The narrator is pretty calm and collected when the police first show up. He gives them the guided tour of the house, and then invites them to hang out with him in the man’s bedroom. But, the narrator starts to hear a terrible noise, which gets louder and louder, and…
Resolution
The narrator identifies the source of the sound.
Up to this moment, the narrator doesn’t identify the sound. It’s described first as “a ringing,” and then as “a low, dull, quick sound – much such a sound as a watch makes when enveloped in cotton”. Only in the very last line does the narrator conclude that the sound was “the beating of [the man’s] hideous heart!”
Analyze point of view:
In this case, the narrator is trying to prove his sanity. One bit of proof he offers is his ability to exercise “dissimulation” (to act or speak one way to mask true feelings or intention) with the old man. So, if he’s trying to prove he’s sane, and dissimulation is a proof of sanity, doesn’t that suggest his probably using the old dissimulation on us, too?

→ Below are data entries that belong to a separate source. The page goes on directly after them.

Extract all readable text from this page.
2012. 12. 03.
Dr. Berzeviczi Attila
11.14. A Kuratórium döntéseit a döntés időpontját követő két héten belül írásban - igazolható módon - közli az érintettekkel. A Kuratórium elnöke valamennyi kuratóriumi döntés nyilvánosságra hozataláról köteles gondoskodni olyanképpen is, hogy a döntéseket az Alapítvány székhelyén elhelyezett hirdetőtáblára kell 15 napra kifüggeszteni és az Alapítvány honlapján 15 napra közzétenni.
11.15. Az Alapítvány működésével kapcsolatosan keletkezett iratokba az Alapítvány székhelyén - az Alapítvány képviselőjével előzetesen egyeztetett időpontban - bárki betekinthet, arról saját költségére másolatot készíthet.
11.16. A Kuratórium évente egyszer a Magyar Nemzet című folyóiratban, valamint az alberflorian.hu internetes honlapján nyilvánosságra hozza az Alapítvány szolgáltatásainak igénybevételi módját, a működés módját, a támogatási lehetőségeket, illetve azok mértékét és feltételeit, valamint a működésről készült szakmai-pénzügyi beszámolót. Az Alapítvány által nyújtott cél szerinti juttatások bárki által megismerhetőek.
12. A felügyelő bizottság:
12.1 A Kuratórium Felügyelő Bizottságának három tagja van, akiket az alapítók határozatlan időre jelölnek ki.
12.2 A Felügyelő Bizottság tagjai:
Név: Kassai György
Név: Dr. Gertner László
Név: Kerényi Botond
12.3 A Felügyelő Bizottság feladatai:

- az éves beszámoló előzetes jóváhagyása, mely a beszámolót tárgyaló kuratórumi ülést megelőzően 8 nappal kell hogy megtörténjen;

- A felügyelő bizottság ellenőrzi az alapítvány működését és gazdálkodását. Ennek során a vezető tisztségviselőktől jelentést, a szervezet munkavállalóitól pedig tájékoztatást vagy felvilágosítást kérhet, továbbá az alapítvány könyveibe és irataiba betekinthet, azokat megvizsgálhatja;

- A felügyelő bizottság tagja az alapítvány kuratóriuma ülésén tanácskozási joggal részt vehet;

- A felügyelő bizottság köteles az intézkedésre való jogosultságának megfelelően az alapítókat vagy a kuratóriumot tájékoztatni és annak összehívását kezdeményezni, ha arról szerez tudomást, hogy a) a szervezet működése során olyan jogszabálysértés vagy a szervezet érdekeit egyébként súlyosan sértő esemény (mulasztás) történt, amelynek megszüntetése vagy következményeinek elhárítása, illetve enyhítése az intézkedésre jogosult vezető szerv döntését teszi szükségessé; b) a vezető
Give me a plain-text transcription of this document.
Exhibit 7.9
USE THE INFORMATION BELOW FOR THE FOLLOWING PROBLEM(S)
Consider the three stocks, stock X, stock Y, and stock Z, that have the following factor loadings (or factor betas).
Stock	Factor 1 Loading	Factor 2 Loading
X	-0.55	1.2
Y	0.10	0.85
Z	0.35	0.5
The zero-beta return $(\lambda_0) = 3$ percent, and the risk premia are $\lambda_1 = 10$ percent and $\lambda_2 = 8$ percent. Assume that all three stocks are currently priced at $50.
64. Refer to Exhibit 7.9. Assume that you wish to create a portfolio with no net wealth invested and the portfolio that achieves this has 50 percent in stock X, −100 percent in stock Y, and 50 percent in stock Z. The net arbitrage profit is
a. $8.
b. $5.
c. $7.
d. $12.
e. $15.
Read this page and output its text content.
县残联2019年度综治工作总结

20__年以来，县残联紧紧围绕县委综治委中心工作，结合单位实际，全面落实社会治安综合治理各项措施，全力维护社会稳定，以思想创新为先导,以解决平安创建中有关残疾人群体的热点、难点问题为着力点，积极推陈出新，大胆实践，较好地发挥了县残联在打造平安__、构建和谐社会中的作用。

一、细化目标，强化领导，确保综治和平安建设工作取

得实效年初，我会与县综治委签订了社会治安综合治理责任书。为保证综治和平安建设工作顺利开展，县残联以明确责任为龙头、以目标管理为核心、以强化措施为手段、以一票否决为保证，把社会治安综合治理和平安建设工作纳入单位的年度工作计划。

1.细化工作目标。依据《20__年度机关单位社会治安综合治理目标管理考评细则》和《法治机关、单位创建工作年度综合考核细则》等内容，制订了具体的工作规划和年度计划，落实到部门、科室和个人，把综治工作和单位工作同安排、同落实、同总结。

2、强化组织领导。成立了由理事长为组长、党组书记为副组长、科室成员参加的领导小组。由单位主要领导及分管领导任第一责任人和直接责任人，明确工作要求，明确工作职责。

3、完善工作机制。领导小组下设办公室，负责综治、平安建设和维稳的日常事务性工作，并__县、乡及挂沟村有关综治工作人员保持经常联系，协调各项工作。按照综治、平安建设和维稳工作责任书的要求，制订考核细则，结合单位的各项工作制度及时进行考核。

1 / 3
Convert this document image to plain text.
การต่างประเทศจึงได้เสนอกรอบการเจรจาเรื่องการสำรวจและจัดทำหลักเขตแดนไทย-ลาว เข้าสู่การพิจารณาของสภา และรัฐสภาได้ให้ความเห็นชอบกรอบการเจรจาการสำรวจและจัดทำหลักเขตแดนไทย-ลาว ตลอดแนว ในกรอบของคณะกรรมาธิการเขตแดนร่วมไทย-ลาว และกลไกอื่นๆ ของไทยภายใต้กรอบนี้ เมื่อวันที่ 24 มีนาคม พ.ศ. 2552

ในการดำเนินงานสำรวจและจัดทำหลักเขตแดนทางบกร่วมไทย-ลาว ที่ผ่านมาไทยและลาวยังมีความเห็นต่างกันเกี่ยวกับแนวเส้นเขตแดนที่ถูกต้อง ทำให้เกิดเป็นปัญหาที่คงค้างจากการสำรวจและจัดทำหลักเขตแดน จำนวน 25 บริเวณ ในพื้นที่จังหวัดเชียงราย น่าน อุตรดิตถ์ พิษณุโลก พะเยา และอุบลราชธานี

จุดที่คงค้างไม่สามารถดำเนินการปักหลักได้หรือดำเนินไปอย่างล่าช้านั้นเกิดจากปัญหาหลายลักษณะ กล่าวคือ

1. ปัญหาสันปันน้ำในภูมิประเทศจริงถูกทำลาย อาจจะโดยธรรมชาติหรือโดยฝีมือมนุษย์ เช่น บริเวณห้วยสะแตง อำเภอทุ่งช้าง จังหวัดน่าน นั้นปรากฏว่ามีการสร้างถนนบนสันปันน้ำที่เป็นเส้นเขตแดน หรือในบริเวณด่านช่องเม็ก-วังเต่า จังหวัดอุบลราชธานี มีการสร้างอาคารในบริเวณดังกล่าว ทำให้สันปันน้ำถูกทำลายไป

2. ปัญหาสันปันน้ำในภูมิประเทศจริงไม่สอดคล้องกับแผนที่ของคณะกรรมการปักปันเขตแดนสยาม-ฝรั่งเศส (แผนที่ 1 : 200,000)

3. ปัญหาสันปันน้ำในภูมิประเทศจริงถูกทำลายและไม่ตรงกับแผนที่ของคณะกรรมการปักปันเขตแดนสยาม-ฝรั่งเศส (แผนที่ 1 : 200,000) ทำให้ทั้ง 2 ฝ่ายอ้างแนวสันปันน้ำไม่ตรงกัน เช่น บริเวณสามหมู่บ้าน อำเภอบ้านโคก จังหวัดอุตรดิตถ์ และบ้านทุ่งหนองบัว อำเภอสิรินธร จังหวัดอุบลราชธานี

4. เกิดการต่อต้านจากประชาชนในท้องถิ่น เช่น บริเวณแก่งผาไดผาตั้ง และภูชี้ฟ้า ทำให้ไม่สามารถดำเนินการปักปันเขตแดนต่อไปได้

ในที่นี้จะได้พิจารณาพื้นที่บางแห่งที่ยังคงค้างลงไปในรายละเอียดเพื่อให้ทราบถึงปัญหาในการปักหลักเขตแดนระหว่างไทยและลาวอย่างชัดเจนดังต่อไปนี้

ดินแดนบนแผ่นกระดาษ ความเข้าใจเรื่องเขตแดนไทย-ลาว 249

As you can see, the narrator’s insight into the man’s head is just a reflection of his own experience. Yet, he’s probably right. In this moment he humanizes both himself and the man through empathy.
Analyze characterization:

Our narrator is such a wreck, it’s hard not to feel sorry for him. He’s nervous (“very dreadfully nervous”), paranoid, and physically and mentally ill. He doesn’t know the difference between the “real” and the “unreal,” and seems to be completely alone and friendless in the world. We suspect that he rarely sleeps. He’s also a murderer.
Maybe this explains why he doesn’t share his name, or any other identifying characteristics. He wants us to know what he did, but not where to find him. We actually have precious little to go on in discussing his character. We have to do lots of investigation and reading between the lines to come up with possibilities.
Before we explore some of those possibilities, we should clear up a fine point. Poe doesn’t explicitly tell us if the narrator is male or female. The only reason we feel comfortable calling the narrator “he” is these lines: “You fancy me mad. Madmen know nothing”. This isn’t one hundred percent proof that the narrator is male, so it’s important to consider the possibility that the narrator is female. But, for now, we are clinging to those lines to get out of having to use the awkward “he/she.”
Analyze irony:
So his decision to murder the old man, while at the same time claiming to love him, is an example of saying the opposite of what is really meant. Another example of irony in this story is dramatic irony. The readers are aware of the plot, that the narrator has to kill the old man, but the old man is completely unaware.
Analyze symbolism:

The Eye – There are many symbolic interpretations of the old man’s eye: (1) The eye represents the “I”; that is, it represents the essence of the old man; (2) The eye holds mysterious powers, according to the narrator, and may symbolize the inability of the narrator to hide his secret sins; (3) The old man’s eye is “pale blue, with a film over it,” indicating a lack of visual clarity and reliability.
An overall evaluation:
I do not like this type of stories, to much evil and craziness, maybe someone who likes to read fiction would like it but its a good story overall, well confusing writing and good crazy characters.